岸本直樹庶務幹事が将来の同窓会会員である学部生に、この「化学教室夕べの集い」は同窓会からも支援を受けていることをはじめとして同窓会の活動について説明されました。同窓会の浄財を教員と学生の繋がりを深める場にも使わせていただき、大変感謝しております。
また、化学教室では、一般向けの講演会なども開催しております。平成19年9月18日には、C60フラーレンの発見者のお一人H. W. Kroto博士(1996年度のノーベル化学賞受賞)を大野公一教授が招聘され、放送大学共催で講演会「地上に舞い降りた宇宙の球:フラーレン」を化学教室で開催しました。その後、化学科の学部学生が博士に英語で質問しました。事前によく考えて質問を用意したため、質疑の内容も充実したものになったようで、学生にとって化学を英語で考える良い機会となりました。ノーベル賞受賞者の考えに触れ学生達も大いに刺激を受けたようです。

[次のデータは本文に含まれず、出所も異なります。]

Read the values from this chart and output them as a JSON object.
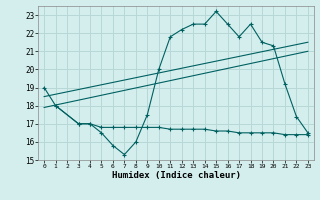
{
  "xlabel": "Humidex (Indice chaleur)",
  "ylabel": "",
  "background_color": "#d4eeee",
  "grid_color": "#b8d8d8",
  "line_color": "#006060",
  "xlim": [
    -0.5,
    23.5
  ],
  "ylim": [
    15,
    23.5
  ],
  "yticks": [
    15,
    16,
    17,
    18,
    19,
    20,
    21,
    22,
    23
  ],
  "xticks": [
    0,
    1,
    2,
    3,
    4,
    5,
    6,
    7,
    8,
    9,
    10,
    11,
    12,
    13,
    14,
    15,
    16,
    17,
    18,
    19,
    20,
    21,
    22,
    23
  ],
  "series1_x": [
    0,
    1,
    3,
    4,
    5,
    6,
    7,
    8,
    9,
    10,
    11,
    12,
    13,
    14,
    15,
    16,
    17,
    18,
    19,
    20,
    21,
    22,
    23
  ],
  "series1_y": [
    19.0,
    18.0,
    17.0,
    17.0,
    16.5,
    15.8,
    15.3,
    16.0,
    17.5,
    20.0,
    21.8,
    22.2,
    22.5,
    22.5,
    23.2,
    22.5,
    21.8,
    22.5,
    21.5,
    21.3,
    19.2,
    17.4,
    16.5
  ],
  "series2_x": [
    0,
    23
  ],
  "series2_y": [
    18.5,
    21.5
  ],
  "series3_x": [
    0,
    23
  ],
  "series3_y": [
    17.9,
    21.0
  ],
  "series4_x": [
    1,
    3,
    4,
    5,
    6,
    7,
    8,
    9,
    10,
    11,
    12,
    13,
    14,
    15,
    16,
    17,
    18,
    19,
    20,
    21,
    22,
    23
  ],
  "series4_y": [
    18.0,
    17.0,
    17.0,
    16.8,
    16.8,
    16.8,
    16.8,
    16.8,
    16.8,
    16.7,
    16.7,
    16.7,
    16.7,
    16.6,
    16.6,
    16.5,
    16.5,
    16.5,
    16.5,
    16.4,
    16.4,
    16.4
  ]
}
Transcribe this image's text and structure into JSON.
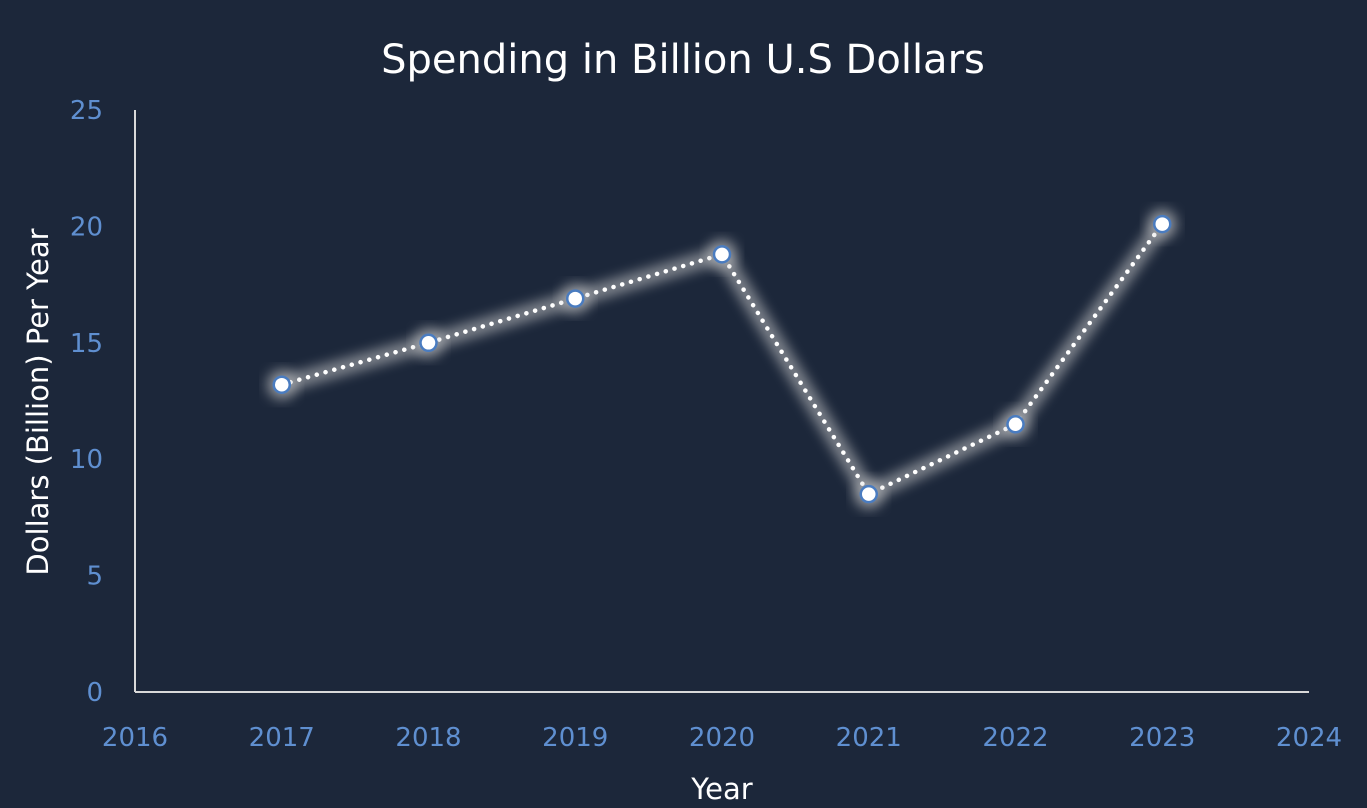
{
  "chart_data": {
    "type": "scatter",
    "title": "Spending in Billion U.S Dollars",
    "xlabel": "Year",
    "ylabel": "Dollars (Billion) Per Year",
    "xlim": [
      2016,
      2024
    ],
    "ylim": [
      0,
      25
    ],
    "xticks": [
      2016,
      2017,
      2018,
      2019,
      2020,
      2021,
      2022,
      2023,
      2024
    ],
    "yticks": [
      0,
      5,
      10,
      15,
      20,
      25
    ],
    "grid": false,
    "series": [
      {
        "x": [
          2017,
          2018,
          2019,
          2020,
          2021,
          2022,
          2023
        ],
        "y": [
          13.2,
          15,
          16.9,
          18.8,
          8.5,
          11.5,
          20.1
        ],
        "line": "dotted",
        "markers": true
      }
    ],
    "colors": {
      "background": "#1c273a",
      "axis": "#d9d9d9",
      "tick_label": "#5f8fd0",
      "text": "#ffffff",
      "line": "#ffffff",
      "marker_fill": "#ffffff",
      "marker_edge": "#4a7cc0",
      "glow": "#d0d0d0"
    }
  }
}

最後に、昭和47年に建てられた青葉山キャンパスの化学棟が改修されたことを報告させていただきます。施設整備担当の寺田眞浩教授の指揮の下、平成19年5月から改修のため化学棟内の研究室が順次他の建屋に移動するという、まさに、"化学教室大移動"が始まりました。8月から始まった改修工事は、20年2月末にようやく修了し、5月の連休には全研究室が改修後の部屋に戻ることが出来ました。化学棟では、最先端の測定機器を集めて余剰のスペースを生みだし、冷暖房はガスにするなどの工夫をしております。同窓会会員の皆様にも是非新しい化学教室を見ていただきたいと願っております。ご来訪をお待ちしております。
以上,化学教室の近況をご報告申し上げました。
今後も一層の発展に向けて,化学教室の構成員一同力を合わせて努力していく所存ですので,同窓会の皆様のご協力とご支援をお願い申し上げます。また、平成23年には化学教室は開設以来100周年を迎えます。いくつかの事業を企画しておりますので、皆様のさらなるご協力とご支援をお願い申し上げます。
末筆ながら,皆様の益々のご健康とご発展をお祈り申し上げます。